Com o coronavírus, a apresentadora relata que surgiu o fenômeno dos rituais de despedida online. Para ela, é um acolhimento alternativo para aqueles que perderam um ente querido e ainda é uma forma de ressignificar o evento, já que parentes de todos os lugares do mundo agora podem participar da cerimônia.
“Com o coronavírus, não se pode abraçar e nem reunir as pessoas, então é como se o nosso luto fosse roubado. Os funerais são essenciais para que a gente se lembre do quanto aquela pessoa era querida e não ter essa convivência é cruel. Nesse momento é preciso oferecer um acolhimento alternativo”. Atualmente, muitas cerimônias estão sendo transmitidas através de aplicativos como Zoom e Hangouts.
Para ela, é preciso criar uma abertura para falar sobre a morte sem tabus, já que esta é a única certeza que temos nesta vida. Dantas ainda ressalta que, quando alguém morre, pelos menos 10 pessoas são impactadas por aquela morte. Com o alto número de vítimas do novo coronavírus, é necessário humanizar as histórias e identificar os rostos destas pessoas, porque todas elas fizeram a diferença nesta vida ao seu modo. 
“Queremos sempre nos livrar da dor, mas o luto é uma dor obrigatória.

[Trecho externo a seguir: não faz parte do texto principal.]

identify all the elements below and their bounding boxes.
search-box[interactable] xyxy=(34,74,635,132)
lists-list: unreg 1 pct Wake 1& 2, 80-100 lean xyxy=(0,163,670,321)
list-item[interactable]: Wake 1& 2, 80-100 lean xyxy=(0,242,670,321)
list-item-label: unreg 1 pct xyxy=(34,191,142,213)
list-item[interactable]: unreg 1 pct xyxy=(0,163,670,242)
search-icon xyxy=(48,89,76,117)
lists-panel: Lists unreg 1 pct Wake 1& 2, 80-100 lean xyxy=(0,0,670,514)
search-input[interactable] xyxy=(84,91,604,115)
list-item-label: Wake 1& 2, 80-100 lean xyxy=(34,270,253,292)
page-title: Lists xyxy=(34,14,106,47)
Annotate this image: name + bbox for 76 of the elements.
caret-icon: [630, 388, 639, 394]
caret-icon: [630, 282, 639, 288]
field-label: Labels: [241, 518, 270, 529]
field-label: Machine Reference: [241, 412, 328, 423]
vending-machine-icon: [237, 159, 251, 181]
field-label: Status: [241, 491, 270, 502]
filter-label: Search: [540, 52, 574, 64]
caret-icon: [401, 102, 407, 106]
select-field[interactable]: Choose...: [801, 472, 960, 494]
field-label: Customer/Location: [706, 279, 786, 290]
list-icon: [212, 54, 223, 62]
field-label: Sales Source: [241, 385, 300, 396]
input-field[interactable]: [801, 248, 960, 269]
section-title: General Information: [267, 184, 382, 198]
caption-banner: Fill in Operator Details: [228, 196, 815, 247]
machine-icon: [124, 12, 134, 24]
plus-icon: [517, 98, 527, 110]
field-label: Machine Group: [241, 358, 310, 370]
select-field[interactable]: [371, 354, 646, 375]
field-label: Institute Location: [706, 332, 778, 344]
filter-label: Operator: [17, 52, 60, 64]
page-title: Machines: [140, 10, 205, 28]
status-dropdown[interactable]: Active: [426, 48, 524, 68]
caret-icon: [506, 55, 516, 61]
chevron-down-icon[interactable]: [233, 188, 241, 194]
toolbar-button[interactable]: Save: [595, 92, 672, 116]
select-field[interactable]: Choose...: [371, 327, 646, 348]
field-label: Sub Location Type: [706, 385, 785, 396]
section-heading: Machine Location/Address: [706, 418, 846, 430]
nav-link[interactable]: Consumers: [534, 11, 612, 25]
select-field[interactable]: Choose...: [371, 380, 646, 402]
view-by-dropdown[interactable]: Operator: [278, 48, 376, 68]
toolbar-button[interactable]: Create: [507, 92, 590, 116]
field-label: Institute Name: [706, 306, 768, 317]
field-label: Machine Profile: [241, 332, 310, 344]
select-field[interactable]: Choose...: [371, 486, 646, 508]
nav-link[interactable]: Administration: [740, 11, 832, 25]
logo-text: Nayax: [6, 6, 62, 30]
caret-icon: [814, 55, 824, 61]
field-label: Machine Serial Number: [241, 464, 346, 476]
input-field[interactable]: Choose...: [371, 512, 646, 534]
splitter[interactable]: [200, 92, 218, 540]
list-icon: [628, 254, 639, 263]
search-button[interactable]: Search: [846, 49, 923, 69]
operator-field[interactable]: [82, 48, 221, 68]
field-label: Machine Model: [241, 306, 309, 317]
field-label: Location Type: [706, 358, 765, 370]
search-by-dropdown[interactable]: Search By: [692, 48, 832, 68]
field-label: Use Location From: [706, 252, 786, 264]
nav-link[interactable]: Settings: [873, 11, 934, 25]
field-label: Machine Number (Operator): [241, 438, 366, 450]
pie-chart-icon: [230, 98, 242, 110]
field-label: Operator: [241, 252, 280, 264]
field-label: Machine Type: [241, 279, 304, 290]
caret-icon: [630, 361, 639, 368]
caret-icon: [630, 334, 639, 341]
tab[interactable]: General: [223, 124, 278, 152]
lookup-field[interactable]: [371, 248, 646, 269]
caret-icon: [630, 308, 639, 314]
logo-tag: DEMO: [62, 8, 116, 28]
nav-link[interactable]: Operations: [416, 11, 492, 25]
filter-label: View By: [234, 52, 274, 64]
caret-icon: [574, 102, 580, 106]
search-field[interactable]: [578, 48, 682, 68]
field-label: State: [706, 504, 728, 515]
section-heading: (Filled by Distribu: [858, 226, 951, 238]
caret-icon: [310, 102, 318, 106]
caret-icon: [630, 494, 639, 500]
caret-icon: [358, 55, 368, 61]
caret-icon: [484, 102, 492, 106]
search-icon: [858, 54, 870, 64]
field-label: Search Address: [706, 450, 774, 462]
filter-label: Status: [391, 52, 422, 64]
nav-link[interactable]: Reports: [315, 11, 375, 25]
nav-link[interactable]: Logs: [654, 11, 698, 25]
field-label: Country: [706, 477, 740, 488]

Vai doer, mas está tudo bem não estar bem. Estamos sentindo muita raiva nesse momento, quando éramos para nos dedicarmos à tristeza. Com a pandemia, estamos tendo que lidar com a morte de maneira bem escancarada e não dá mais pra jogar esse assunto para debaixo do tapete”, conclui. 

O que diz a filosofia?

Ilustração medieval: Mulher carrega cadáveres de mortos pela peste negra/ Foto: Escola de Filosofia
Para Viviane Cristina Cândido, professora de humanidades na saúde da Universidade Federal de São Paulo (UNIFESP), o fenômeno da morte deve ser visto como um farol para a vida e a ciência. Ela ressalta que pensadores como Montaigne, Franz Rosenzweig e Machado de Assis podem ajudar na melhor compreensão deste fenômeno. 
“O tabu em relação à morte existe porque é difícil encarar o medo. A condição humana vive em constante negação de morte, porém devemos reconhecer as nossas limitações. São tempos difíceis, mas precisamos olhar para dentro de nós”, diz Viviane Cândido. 
Para Montaigne, filosofar está ligado a aprender a morrer. Para este pensador, é preciso reconhecer que a morte vai acontecer, por isso é necessário viver bem e sempre olhar para a fragilidade humana. Já Franz Rosenzweig acredita que a morte e a vida são como irmãs: elas andam lado a lado, e é a morte que faz a vida ser melhor e preciosa. 
“No dia a dia, evitamos a solidão e procuramos por diversões e outras distrações para não lembrarmos das questões essenciais. Sempre tem muito trabalho ou é preciso encontrar os amigos. Na pandemia, não tem para onde fugir. De um lado temos um sistema que pede grande produtividade, mas também há uma escolha nossa. Por que sempre nos ocupamos tanto?”, reflete a professora. 
Por fim, Machado de Assis não acreditava na mudança das pessoas. Mesmo passando por algum trauma, o escritor acreditava que o ser humano volta a ser o que era antes. Viviane diz que esse pensamento pode ser aplicado neste momento da pandemia, já que muitas pessoas querem voltar aos antigos costumes.
Ela também afirma que vivemos em uma modernidade focada no individualismo. O coronavírus fez com que a humanidade deixasse esse individualismo de lado e passasse a olhar para o coletivo. Ao mesmo tempo, este tem sido um tempo de reflexão para que todos avaliem as suas prioridades.